Davis’ creativity was not limited to cars and music. In his retirement years, he enjoyed writing and was recently compiling historical information about his family roots. His writing projects also included a recurring column, Korn Korner News, that ran in the Times-Courier.
“He always told us stories. He had quit writing for a while, but, from time to time, he would say ‘I started writing this story or that story.’ Some of them were about old times and things he remembered from when he was young. I always encouraged him to write it down,” Summers said.
Davis also experimented with ideas for different types of inventions. One of his inventions was a set of expanding legs used to prevent wheel barrows from tipping over. Called Level Legs, it was licensed and went into production, Summers noted.
“He used a book to figure out how to write his own patents, draw the pictures and everything. He just figured out how to do it himself,” she said.
That’s just the kind of self-motivated person Davis was, agreed Sanford.

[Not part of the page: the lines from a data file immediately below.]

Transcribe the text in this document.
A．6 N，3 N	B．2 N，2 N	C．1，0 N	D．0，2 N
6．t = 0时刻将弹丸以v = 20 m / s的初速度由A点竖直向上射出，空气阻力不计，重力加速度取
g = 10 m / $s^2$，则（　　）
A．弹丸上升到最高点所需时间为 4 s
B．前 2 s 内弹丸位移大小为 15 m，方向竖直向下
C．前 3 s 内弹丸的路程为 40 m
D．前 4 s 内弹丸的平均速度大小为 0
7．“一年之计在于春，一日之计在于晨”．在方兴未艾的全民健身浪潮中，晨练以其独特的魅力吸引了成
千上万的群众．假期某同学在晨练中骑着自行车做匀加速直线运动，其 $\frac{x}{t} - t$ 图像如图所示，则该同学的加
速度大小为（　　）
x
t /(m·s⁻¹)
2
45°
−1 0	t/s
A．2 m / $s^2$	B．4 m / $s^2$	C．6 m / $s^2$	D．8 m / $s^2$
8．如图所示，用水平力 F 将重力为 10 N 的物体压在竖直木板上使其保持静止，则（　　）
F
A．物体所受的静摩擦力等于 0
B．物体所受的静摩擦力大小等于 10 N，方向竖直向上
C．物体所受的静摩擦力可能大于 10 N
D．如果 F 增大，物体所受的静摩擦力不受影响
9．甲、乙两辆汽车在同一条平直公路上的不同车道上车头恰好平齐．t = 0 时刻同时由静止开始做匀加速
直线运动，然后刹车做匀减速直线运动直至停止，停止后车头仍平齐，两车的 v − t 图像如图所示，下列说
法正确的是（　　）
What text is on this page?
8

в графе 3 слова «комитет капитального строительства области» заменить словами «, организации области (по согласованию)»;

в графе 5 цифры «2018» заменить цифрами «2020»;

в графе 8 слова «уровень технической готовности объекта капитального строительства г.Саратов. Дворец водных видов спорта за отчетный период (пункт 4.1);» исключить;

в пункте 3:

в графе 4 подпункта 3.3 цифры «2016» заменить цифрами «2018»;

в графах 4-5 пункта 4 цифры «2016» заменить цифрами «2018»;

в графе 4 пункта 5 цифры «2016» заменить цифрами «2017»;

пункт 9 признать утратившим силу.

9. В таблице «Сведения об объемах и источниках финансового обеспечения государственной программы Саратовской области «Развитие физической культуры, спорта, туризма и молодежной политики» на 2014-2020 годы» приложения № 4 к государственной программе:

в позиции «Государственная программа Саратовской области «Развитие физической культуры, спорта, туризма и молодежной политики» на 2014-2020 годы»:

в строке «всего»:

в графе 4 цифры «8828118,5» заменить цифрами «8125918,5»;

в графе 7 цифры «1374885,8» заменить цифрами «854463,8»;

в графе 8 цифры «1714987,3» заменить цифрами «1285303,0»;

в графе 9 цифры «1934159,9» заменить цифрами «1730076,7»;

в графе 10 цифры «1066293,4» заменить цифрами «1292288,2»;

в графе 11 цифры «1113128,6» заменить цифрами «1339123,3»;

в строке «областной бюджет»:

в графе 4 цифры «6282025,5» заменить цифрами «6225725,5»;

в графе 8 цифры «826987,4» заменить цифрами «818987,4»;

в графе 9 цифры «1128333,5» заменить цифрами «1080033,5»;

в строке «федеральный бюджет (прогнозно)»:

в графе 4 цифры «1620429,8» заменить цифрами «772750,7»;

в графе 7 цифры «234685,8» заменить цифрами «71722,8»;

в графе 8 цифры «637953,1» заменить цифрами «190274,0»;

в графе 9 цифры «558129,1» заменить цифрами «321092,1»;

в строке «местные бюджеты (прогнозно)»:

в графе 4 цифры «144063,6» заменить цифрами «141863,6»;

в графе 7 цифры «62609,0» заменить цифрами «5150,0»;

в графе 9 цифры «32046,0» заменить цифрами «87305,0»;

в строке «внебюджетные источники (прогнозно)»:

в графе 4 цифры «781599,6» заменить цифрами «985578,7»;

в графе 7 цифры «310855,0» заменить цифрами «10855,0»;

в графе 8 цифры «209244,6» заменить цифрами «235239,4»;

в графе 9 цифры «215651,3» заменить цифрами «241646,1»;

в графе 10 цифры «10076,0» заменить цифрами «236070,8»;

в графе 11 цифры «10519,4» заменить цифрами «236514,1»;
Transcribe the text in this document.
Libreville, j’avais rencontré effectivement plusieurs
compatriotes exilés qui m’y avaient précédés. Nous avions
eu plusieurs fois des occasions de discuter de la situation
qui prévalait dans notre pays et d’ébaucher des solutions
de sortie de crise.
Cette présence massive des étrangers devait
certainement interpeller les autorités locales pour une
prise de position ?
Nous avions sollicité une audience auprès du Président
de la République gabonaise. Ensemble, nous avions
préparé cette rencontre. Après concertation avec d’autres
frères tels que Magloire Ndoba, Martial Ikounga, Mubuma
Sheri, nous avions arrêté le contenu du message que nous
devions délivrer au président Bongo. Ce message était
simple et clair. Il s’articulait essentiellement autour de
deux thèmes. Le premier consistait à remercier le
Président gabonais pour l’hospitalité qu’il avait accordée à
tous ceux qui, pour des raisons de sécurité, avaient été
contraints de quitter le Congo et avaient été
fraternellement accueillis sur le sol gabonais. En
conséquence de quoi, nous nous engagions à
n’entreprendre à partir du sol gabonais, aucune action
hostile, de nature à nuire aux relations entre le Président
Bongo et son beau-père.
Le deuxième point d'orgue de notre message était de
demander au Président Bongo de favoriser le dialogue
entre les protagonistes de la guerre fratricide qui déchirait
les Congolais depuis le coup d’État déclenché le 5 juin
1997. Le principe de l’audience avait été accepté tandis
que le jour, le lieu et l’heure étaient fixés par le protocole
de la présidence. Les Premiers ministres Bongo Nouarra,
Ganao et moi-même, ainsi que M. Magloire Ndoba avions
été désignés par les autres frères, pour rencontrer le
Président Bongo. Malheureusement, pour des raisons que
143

“If you had something to do and you were going to meet him, he’d say ‘I’m going to be there at such and such time.’ You’d drive up at that time and he’d be standing there waiting on you. He was a very intelligent man, a gentleman, and a whole lot of knowledge is going with him,” Sanford added.
Summers said she was also amazed at how her dad never seemed to meet a stranger.
“He could just talk to anybody and he didn’t seem to recognize differences between people. It didn’t matter who you were. He had the chance to meet a lot of famous people, but he was never shy or tongue-tied. He would always talk to them like they were anybody else, like a neighbor or a friend. He would have an intelligent question to ask them, something he wanted to know about,” she said.
“I cannot recall in my entire life him ever saying anything bad about anybody else. I’m not saying he didn’t, but I can’t recall a time when he did.”